Date: Sunday, January 15, 2012
Time: 2:50 PM
Room: Royal Palm Salon 1-2
Alan Durham , University of São Paulo, São Paulo, Brazil
André Y. Kashiwabara , Universidade Tecnologica Federal do Paraná, Brazil
Abdalla Almeida , Universidade de Sao Paulo
Carlos Takeshi Hotta , Institute of Chemistry - University of São Paulo, São Paulo, Brazil
Marie-Anne Van Sluys , Universidade de Sao Paulo, Sao Paulo, Brazil
Glaucia Souza , Institute of Chemistry - University of São Paulo
We are interested in understanding the complexity of the sugarcane genome, the contribution of different alleles to traits of interest and the definition of gene networks.

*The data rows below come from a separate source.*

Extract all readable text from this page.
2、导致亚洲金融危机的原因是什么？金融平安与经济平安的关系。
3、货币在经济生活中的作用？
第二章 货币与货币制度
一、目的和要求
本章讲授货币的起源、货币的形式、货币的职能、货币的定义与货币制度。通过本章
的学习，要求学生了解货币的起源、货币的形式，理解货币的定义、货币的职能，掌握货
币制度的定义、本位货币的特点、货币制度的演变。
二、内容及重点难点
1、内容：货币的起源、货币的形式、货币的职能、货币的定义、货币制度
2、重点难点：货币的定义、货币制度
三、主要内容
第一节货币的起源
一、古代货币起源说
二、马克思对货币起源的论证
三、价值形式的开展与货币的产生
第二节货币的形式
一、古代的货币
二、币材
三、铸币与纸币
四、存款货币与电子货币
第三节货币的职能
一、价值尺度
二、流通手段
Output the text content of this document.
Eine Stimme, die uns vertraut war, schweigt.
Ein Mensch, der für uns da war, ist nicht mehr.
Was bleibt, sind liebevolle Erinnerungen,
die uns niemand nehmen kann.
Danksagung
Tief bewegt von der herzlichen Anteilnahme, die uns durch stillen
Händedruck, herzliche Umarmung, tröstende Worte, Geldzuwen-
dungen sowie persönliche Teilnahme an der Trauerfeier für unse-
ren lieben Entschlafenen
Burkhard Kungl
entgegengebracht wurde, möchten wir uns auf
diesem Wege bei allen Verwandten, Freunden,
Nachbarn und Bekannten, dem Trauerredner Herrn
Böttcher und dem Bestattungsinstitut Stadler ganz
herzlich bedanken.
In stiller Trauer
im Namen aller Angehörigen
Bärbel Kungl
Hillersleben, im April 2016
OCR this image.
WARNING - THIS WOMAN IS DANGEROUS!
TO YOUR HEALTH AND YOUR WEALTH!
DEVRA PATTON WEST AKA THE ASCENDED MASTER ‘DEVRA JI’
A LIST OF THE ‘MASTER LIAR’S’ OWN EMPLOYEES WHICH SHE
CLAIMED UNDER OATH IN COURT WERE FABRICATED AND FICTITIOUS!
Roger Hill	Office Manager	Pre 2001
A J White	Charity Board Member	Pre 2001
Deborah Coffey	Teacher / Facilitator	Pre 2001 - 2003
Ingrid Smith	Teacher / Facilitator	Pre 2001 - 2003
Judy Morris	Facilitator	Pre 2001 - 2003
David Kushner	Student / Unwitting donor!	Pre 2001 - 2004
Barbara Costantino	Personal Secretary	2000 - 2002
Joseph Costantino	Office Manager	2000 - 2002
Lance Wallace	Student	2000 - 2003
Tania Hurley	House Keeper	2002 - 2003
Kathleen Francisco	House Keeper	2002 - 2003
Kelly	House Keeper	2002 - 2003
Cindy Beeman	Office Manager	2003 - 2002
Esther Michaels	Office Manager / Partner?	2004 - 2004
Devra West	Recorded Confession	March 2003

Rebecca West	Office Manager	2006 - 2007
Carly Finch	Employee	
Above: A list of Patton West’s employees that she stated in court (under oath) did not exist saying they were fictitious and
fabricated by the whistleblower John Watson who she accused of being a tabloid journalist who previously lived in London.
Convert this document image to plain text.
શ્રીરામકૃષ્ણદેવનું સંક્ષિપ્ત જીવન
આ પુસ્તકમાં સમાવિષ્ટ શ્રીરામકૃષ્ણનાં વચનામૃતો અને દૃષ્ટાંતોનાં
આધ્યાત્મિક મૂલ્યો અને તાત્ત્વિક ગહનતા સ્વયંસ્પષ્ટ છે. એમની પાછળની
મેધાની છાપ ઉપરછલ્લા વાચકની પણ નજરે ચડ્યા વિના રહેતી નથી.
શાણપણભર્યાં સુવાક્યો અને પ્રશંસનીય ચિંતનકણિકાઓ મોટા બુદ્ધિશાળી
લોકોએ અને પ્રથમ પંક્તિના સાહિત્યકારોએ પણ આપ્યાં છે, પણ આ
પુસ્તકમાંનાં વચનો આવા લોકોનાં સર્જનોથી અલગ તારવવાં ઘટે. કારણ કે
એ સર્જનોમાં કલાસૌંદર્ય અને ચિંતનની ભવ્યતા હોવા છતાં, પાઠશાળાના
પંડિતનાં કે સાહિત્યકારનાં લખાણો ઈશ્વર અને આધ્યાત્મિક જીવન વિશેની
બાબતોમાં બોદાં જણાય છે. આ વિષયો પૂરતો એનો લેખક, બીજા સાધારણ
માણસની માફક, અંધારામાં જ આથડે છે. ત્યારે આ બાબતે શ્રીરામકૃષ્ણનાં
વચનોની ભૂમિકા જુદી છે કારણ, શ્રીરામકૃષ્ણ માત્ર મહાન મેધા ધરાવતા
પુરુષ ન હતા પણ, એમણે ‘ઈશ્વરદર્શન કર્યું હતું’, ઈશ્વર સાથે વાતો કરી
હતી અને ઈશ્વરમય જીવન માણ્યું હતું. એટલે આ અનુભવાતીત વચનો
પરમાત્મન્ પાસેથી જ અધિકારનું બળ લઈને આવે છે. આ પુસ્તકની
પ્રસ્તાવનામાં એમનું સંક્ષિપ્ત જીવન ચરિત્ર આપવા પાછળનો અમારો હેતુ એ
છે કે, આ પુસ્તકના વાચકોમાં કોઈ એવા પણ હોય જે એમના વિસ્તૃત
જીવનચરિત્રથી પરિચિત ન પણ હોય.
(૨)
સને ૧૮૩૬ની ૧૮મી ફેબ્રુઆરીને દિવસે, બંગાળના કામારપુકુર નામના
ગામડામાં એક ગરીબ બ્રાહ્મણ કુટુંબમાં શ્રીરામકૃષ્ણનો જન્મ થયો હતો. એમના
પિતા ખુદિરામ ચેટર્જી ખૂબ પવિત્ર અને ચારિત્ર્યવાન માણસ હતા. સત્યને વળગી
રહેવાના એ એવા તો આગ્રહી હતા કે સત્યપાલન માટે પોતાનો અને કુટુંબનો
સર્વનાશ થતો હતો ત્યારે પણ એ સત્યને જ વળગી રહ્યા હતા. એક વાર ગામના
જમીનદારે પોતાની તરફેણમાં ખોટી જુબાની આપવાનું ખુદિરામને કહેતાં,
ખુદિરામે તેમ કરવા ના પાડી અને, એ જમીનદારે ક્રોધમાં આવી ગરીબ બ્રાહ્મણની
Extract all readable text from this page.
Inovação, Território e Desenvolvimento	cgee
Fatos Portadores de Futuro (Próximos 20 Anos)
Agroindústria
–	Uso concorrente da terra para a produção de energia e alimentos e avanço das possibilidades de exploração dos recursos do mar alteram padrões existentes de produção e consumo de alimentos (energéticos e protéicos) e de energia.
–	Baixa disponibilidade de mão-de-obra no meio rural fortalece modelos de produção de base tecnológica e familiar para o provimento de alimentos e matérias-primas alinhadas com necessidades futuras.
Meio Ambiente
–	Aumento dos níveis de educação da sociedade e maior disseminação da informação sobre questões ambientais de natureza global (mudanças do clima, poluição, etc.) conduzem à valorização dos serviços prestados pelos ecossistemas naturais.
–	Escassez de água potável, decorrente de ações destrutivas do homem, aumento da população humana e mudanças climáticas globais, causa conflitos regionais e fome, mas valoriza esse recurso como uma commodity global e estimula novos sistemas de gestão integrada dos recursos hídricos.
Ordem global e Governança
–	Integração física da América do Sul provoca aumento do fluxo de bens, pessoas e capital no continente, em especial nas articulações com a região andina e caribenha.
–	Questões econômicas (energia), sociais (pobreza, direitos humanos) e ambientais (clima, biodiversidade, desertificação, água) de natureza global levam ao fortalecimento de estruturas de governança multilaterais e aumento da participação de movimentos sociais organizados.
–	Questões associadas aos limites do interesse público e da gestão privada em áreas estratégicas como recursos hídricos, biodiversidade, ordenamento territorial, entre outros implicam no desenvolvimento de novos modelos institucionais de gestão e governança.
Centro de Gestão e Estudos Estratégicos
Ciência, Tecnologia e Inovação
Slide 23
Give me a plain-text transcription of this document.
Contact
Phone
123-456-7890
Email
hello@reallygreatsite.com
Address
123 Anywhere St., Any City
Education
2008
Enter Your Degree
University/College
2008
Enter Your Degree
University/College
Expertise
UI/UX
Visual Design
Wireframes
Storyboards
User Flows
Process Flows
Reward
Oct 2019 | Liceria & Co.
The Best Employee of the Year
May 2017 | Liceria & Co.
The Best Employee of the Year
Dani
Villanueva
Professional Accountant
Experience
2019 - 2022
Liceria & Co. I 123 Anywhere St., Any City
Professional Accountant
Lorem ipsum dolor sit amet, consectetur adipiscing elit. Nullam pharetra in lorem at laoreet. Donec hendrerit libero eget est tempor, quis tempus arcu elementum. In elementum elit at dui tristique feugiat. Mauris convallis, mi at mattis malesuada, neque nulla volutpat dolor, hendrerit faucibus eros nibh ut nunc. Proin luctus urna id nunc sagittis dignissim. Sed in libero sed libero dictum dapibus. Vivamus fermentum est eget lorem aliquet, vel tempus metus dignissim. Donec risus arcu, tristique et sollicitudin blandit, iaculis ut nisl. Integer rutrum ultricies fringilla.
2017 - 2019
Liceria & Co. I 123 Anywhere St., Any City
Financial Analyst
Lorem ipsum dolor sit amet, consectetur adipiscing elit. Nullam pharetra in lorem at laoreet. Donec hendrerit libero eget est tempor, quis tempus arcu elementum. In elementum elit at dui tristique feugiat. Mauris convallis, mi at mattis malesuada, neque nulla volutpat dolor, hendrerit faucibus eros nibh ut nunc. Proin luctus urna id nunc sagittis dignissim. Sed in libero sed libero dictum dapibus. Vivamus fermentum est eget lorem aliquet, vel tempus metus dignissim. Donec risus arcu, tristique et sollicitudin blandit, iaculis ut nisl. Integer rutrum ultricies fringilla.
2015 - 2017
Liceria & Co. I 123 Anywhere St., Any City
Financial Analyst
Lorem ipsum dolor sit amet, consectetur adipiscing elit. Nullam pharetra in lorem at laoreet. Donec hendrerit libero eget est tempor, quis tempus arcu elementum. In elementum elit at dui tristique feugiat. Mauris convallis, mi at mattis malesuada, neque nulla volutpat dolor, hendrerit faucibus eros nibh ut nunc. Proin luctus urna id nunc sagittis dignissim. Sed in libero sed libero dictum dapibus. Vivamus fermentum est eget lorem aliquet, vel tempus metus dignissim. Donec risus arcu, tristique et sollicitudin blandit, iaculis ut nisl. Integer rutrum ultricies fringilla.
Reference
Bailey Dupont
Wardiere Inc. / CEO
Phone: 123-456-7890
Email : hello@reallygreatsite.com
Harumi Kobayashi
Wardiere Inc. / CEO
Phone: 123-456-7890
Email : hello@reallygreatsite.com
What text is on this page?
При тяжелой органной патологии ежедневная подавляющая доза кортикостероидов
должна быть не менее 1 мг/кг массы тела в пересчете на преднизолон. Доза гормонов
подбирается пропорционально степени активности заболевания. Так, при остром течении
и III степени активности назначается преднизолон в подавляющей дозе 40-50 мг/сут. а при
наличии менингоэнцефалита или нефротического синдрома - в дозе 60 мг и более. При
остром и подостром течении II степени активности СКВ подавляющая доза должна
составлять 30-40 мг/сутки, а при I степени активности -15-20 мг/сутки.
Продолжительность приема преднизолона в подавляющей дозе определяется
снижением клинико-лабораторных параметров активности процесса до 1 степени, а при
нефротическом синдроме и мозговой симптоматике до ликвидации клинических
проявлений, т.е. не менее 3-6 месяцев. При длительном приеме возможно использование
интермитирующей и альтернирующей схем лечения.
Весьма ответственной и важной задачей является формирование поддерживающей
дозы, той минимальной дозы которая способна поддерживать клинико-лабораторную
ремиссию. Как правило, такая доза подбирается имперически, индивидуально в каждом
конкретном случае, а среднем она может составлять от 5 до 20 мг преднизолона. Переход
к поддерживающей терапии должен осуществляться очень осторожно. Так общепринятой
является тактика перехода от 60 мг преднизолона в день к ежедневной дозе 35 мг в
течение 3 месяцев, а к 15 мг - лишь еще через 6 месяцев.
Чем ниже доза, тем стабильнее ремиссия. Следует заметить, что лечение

We are sequencing the sugarcane genome using several plataforms. In this work we will describe data for 109 Bacterial Artificial Chromosomes (BACs) from the library of sugarcane hybrid R570. On these BACs we predicted genes and performed an initial categorization of the corresponding proteins.  We have also used a whole genome shotgun approach to sequence the commercial variety SP80-3280. The BACs were assembled using PHRAP and manual curation.  An initial assembly of the WGS data using Newbler produced 1.1 million contigs (totaling 830Mpb assembled). We are using sorghum genes as an initial quality indicator of the assemblies. In parallel we are also developing an experimental pipeline to automatically obtain high quality assemblies of the promoter regions. For gene prediction we are using Augustus, a widely used gene predictor, MYOP a locally developed gene prediction platform and PASA, a EST to genome mapping software that is used to validate gene predictions with sugarcane EST data (SUCEST) and estimate accuracy of the ab initio gene predictors. The gene predictors produced significantly different predictions. Since our validations showed MYOP’s higher success rate in conflicting predictions against Augustus, the latter predictions were used only in regions without any MYOP prediction. This resulted in 1881 candidate genes.  We have annotated the gene set with BLAST against Swissprot/Uniprot and also mapped known promoters in 56 sites in putative promoter regions.